Personally, for me, I think 37 is almost like the most random number you can think of. It’s almost one of those things if you ask a child to think of a number between 1 and 50 and will pick 37. It’s seemingly random ones.
What it also seems to do for me is that if you said a 4.99 or 5.99 to somebody is very clear to them that is not a number calculated based on a cost-plus mechanism. And sometimes a number like 37 or a very random number like 4.57 or 4.42.
It can almost insinuate that there’s been a very complex cost-plus mechanism going into the calculation of the price.
It almost tricks the customer into thinking that maybe this is a highly complex calculation that went into this price. And they’re not trying to manipulate me. They’re not trying to maximise revenue from me.
So it’s almost a reverse psychological trick, at least sometimes that’s what I think.
I think this is a good point you’ve raised on the topic of an informed buyer that knows somewhat about pricing and psychological pricing.
The comparison with that which was in terms of the original psychological research is the uninformed consumer who buys based on their predetermined, pre-wiring their brain and how it’s all set up.
Because originally psychological pricing was invented to almost compliment the blind spots that we have.
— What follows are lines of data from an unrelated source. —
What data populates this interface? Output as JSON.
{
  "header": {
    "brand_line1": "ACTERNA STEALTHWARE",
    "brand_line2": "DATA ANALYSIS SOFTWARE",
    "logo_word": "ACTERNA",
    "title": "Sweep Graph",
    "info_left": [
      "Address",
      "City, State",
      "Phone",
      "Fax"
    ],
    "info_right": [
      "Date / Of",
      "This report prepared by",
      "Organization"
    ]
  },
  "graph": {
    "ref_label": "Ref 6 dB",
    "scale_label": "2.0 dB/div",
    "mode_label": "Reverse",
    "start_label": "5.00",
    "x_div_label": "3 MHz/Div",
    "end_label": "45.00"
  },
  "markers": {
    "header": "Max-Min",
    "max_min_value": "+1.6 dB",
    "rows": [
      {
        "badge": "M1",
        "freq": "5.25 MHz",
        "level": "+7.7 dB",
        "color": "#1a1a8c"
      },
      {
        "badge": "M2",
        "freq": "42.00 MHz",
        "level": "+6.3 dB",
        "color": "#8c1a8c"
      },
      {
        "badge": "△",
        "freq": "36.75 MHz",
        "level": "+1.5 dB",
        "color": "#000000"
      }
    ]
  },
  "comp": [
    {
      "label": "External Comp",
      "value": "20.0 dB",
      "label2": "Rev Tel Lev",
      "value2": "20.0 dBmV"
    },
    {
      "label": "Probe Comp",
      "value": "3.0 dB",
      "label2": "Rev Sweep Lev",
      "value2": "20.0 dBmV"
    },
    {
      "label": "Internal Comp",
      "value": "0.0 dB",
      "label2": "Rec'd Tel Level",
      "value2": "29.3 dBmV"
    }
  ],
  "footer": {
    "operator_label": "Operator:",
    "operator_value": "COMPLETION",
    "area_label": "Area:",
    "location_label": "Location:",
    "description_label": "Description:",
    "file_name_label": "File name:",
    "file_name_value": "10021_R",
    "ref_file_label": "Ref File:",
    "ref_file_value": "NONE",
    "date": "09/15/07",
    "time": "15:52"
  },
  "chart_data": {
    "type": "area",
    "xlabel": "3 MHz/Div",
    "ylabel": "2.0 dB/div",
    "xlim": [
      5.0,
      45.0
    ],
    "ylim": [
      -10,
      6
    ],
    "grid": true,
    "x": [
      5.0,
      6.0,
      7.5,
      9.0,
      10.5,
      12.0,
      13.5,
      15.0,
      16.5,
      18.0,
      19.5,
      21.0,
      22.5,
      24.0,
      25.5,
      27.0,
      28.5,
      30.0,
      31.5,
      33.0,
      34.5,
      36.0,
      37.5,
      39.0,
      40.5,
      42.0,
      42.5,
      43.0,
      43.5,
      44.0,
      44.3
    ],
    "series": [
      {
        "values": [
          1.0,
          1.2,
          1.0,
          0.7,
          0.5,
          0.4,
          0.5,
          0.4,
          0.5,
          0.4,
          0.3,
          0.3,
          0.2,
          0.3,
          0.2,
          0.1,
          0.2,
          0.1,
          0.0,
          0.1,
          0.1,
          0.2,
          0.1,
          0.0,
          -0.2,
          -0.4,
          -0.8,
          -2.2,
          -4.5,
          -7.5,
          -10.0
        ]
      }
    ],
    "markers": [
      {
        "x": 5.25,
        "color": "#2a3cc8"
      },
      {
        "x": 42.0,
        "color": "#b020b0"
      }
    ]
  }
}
And sort of bypass cognition or effective emotional responses or accentuate. That’s how psychological pricing influences us.
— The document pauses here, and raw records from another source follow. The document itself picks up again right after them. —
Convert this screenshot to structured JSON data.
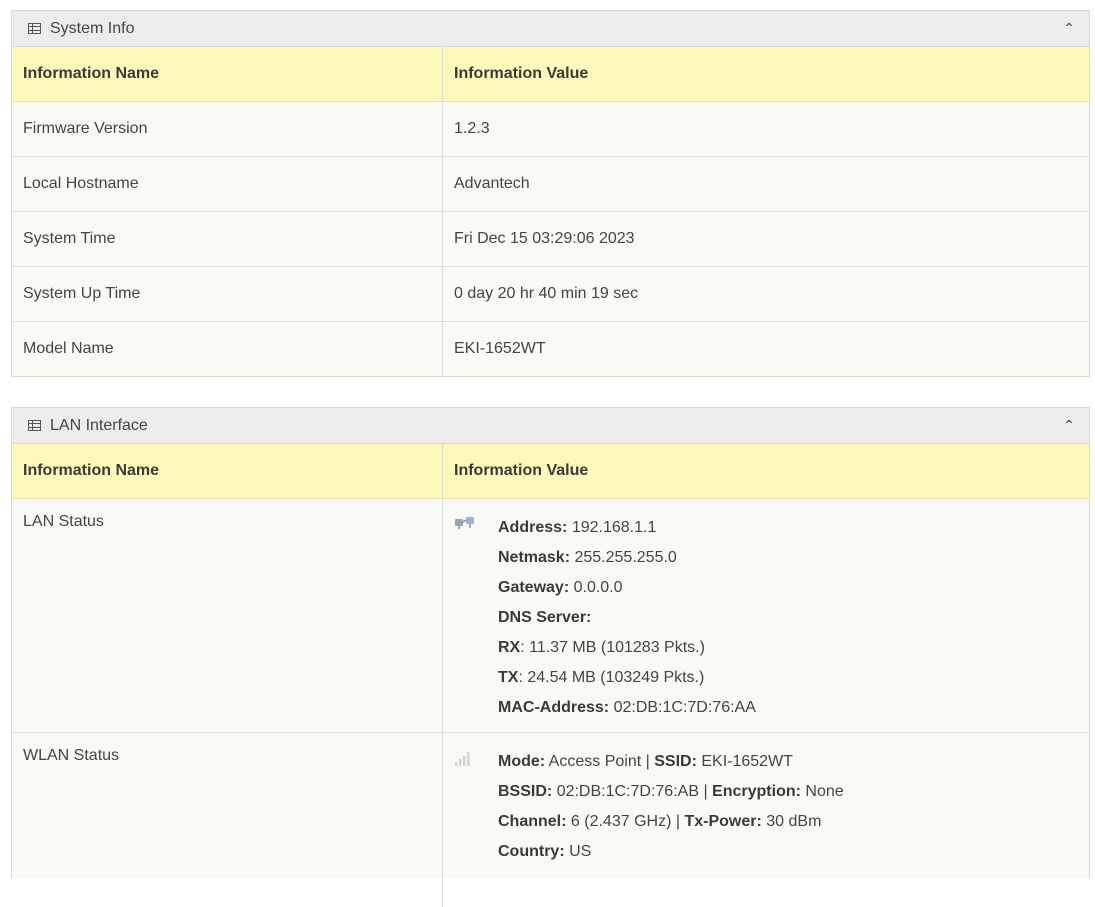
{
  "system_info": {
    "title": "System Info",
    "columns": [
      "Information Name",
      "Information Value"
    ],
    "rows": [
      {
        "name": "Firmware Version",
        "value": "1.2.3"
      },
      {
        "name": "Local Hostname",
        "value": "Advantech"
      },
      {
        "name": "System Time",
        "value": "Fri Dec 15 03:29:06 2023"
      },
      {
        "name": "System Up Time",
        "value": "0 day 20 hr 40 min 19 sec"
      },
      {
        "name": "Model Name",
        "value": "EKI-1652WT"
      }
    ]
  },
  "lan_interface": {
    "title": "LAN Interface",
    "columns": [
      "Information Name",
      "Information Value"
    ],
    "lan_status": {
      "name": "LAN Status",
      "icon": "ethernet-icon",
      "address_label": "Address:",
      "address": "192.168.1.1",
      "netmask_label": "Netmask:",
      "netmask": "255.255.255.0",
      "gateway_label": "Gateway:",
      "gateway": "0.0.0.0",
      "dns_label": "DNS Server:",
      "rx_label": "RX",
      "rx": ": 11.37 MB (101283 Pkts.)",
      "tx_label": "TX",
      "tx": ": 24.54 MB (103249 Pkts.)",
      "mac_label": "MAC-Address:",
      "mac": "02:DB:1C:7D:76:AA"
    },
    "wlan_status": {
      "name": "WLAN Status",
      "icon": "signal-icon",
      "mode_label": "Mode:",
      "mode": "Access Point",
      "ssid_label": "SSID:",
      "ssid": "EKI-1652WT",
      "bssid_label": "BSSID:",
      "bssid": "02:DB:1C:7D:76:AB",
      "encryption_label": "Encryption:",
      "encryption": "None",
      "channel_label": "Channel:",
      "channel": "6 (2.437 GHz)",
      "txpower_label": "Tx-Power:",
      "txpower": "30 dBm",
      "country_label": "Country:",
      "country": "US",
      "separator": "|"
    }
  },
  "colors": {
    "header_bg": "#ececec",
    "column_header_bg": "#fdf9b8",
    "row_bg": "#fafaf5"
  }
}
So yes, we can be influenced by our logical brain if the buyer is into cost-plus. And thinks that’s a fair way to go about it. Then having that dissonant 37 at the end of the price point will be useful to bypass their logic-brain. Or, make them think more logically and think it’s right.
Unlike the consumer who would be thinking or won’t be thinking that at all because they’re uninformed. But just be thinking that by putting that 37 at the end, the price seems smaller and I like that.
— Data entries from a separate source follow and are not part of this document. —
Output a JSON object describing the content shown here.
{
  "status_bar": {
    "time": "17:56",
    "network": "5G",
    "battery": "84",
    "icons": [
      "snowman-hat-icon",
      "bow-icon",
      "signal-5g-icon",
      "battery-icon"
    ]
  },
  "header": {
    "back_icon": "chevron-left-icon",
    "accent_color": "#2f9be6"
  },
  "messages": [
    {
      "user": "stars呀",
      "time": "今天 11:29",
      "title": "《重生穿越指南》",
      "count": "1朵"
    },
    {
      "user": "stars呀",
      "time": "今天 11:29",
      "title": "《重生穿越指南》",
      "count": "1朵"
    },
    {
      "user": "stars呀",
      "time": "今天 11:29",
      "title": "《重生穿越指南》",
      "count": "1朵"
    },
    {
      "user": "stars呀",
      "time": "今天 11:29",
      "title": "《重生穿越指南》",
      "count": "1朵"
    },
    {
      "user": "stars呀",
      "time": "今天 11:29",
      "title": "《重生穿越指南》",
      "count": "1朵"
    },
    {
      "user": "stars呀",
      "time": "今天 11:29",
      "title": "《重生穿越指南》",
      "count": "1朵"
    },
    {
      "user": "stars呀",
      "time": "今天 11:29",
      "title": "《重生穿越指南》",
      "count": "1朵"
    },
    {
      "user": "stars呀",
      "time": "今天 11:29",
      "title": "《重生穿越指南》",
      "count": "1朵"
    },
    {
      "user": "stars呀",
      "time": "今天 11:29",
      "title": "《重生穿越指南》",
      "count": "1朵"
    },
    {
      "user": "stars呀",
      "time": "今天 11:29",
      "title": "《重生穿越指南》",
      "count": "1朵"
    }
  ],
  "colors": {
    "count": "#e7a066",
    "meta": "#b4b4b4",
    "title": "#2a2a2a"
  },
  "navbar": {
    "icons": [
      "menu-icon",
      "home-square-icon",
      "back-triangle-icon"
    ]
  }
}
Bottomline: How 99c and other magic pricing numbers gives an opportunity to increase the price
Another thing I often think about is some of these prices 95, 98, and 99. If you’re increasing prices it gives you a real nice little opportunity just to round them up.
If you’re at 19.98 round them up to 90 or to $1 I don’t think anyone’s going to notice. I don’t think any customer was going to complain too much. We often talk about them psychologically rounding down to some extent maybe they’ve already psychologically rounded up.
But if you increase prices from 98 up to $1 flat, that’s a small 2% increase, isn’t it? My mathematics is poor but it’s just over a 2% increase. And so 2% increases often quite a lot if that’s what you’re aiming for in the price rise. There are upsides to everything as well and when people round it down potentially in their mind somewhere, they’ve also rounded it up.
If they’ve rounded it up just be careful, this is an individual thing called psychological reference price.
Every buyer has that in their mind when they’re looking at buying a price in mind that they’re willing to pay. Above that, they’re unlikely to pay but below that, they start thinking the price is too cheap.
So, if you round it up you might be going into the buyers over that threshold and then they’ll just not buy. This is important, even before we get into psychological pricing, why do you need to look at your price ranges? your price bandwidth?
This is what prices spend a lot of their time doing because they optimise prices based on ranges. The psychological pricing techniques are the rounding of the end, it’s the last consideration of the price point at the end of a process. It’s not the beginning of the process so just bear that in mind.
When you do all of these things just remember, what products you’re trying to sell and use different tactics to suit. Odd works well for so everyday products groceries such like. And that whole numbers sort of worked well for luxury pricing shoes, handbags, jewellery, for instance. But just be mindful of what you’re trying to do and the techniques that you should use at certain points in time.